With the release of iOS 8 in 2014, Apple created the ability for iOS users to install 3rd party keyboards on iPad and iPhone. Android users had been able to do this for a while and iOS users were excited to join in the fun.
The technical details today are the same as at launch, a 3rd party keyboard is either restricted or it has full access. Restricted keyboards have no network access and have strong security boundaries around them.
Full access keyboards are basically standalone applications that are allowed to enter information directly into other applications.
This means your keyboard can now send and receive information from network services, request access other iOS services like your Camera Roll & location, and anything else a normal application can do...with the same limitations as a normal application.
Apple puts two additional security restrictions on fully trusted keyboards, enforced via the App Store;
- all 3rd party keyboards must have a privacy policy (25.7)

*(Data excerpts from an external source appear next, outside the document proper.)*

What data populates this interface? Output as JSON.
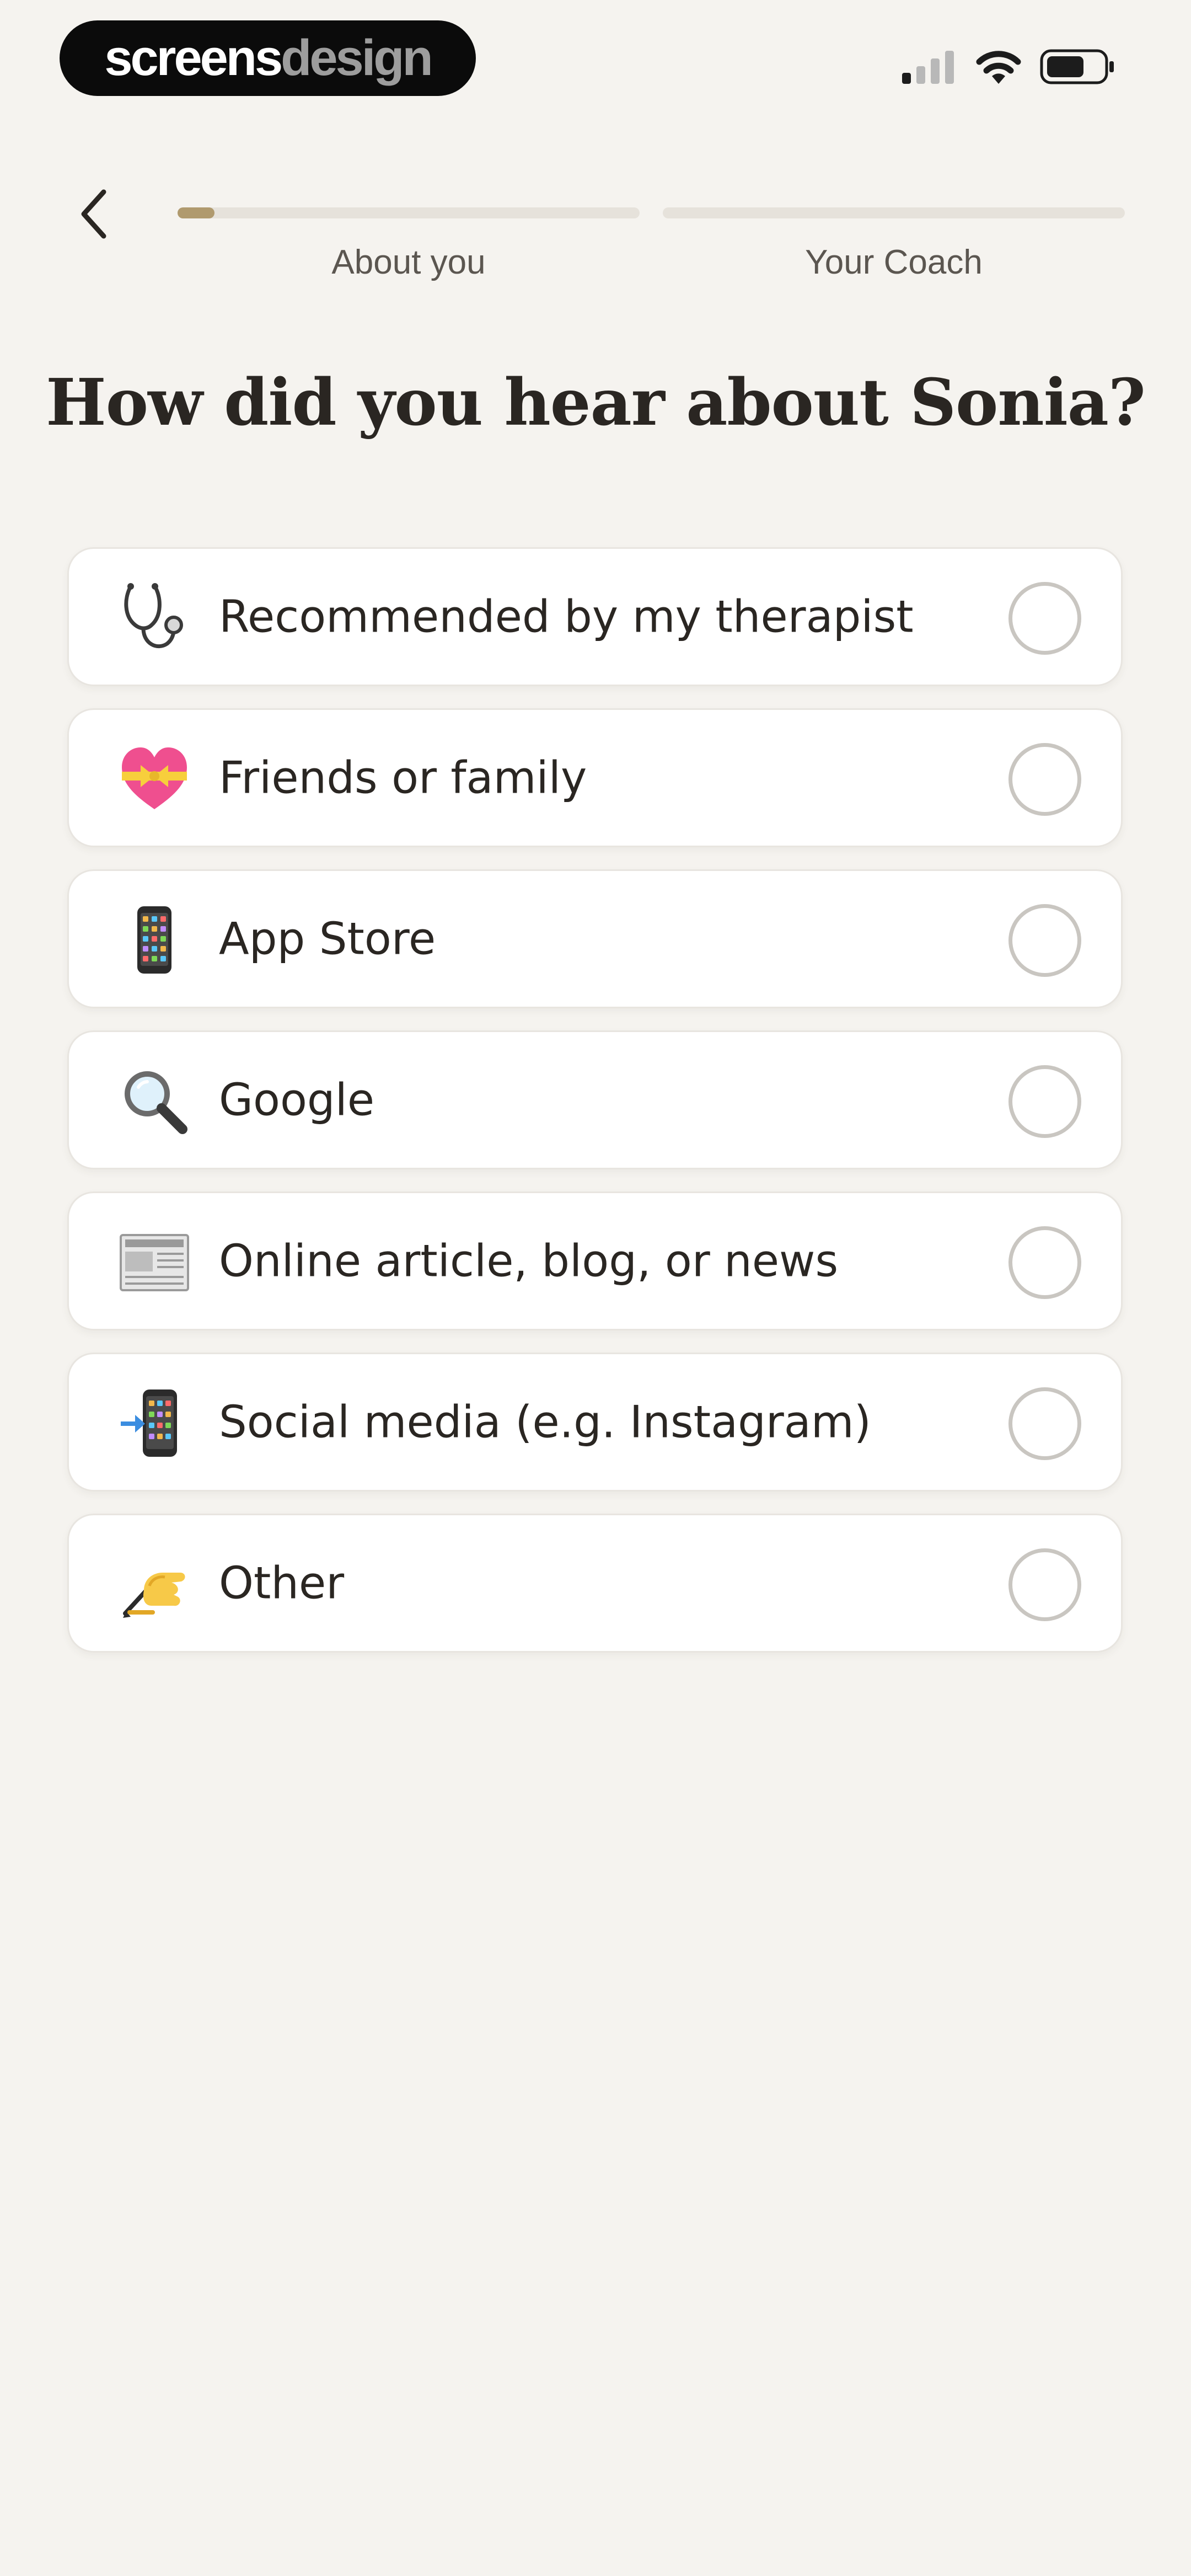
{
  "brand": {
    "part1": "screens",
    "part2": "design"
  },
  "header": {
    "steps": [
      {
        "label": "About you",
        "progress": 0.08
      },
      {
        "label": "Your Coach",
        "progress": 0
      }
    ],
    "accent_color": "#b09a6e"
  },
  "question": {
    "title": "How did you hear about Sonia?"
  },
  "options": [
    {
      "label": "Recommended by my therapist",
      "icon": "stethoscope-icon",
      "selected": false
    },
    {
      "label": "Friends or family",
      "icon": "heart-gift-icon",
      "selected": false
    },
    {
      "label": "App Store",
      "icon": "mobile-phone-icon",
      "selected": false
    },
    {
      "label": "Google",
      "icon": "magnifying-glass-icon",
      "selected": false
    },
    {
      "label": "Online article, blog, or news",
      "icon": "newspaper-icon",
      "selected": false
    },
    {
      "label": "Social media (e.g. Instagram)",
      "icon": "phone-arrow-icon",
      "selected": false
    },
    {
      "label": "Other",
      "icon": "writing-hand-icon",
      "selected": false
    }
  ]
}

- 3rd party keyboards can only “collect user activity to enhance the functionality of their keyboard extension” (25.8)
There’s a ton of wiggle room in these restrictions. The really only force the provider to put a bare minimum of thought into the larger issues of security and privacy. This leaves it up to the keyboard provider to decide what data they send to their service and what they do with that data.
There’s no denying that there are some really fun and really useful keyboards available. The majority of providers also aren’t releasing these keyboards with malicious intent. Unfortunately, when you use these keyboards you are trusting the vendor with nearly everything you type into your mobile device.
Is making it easier to find something or add a cute .gif worth that level of privacy invasion?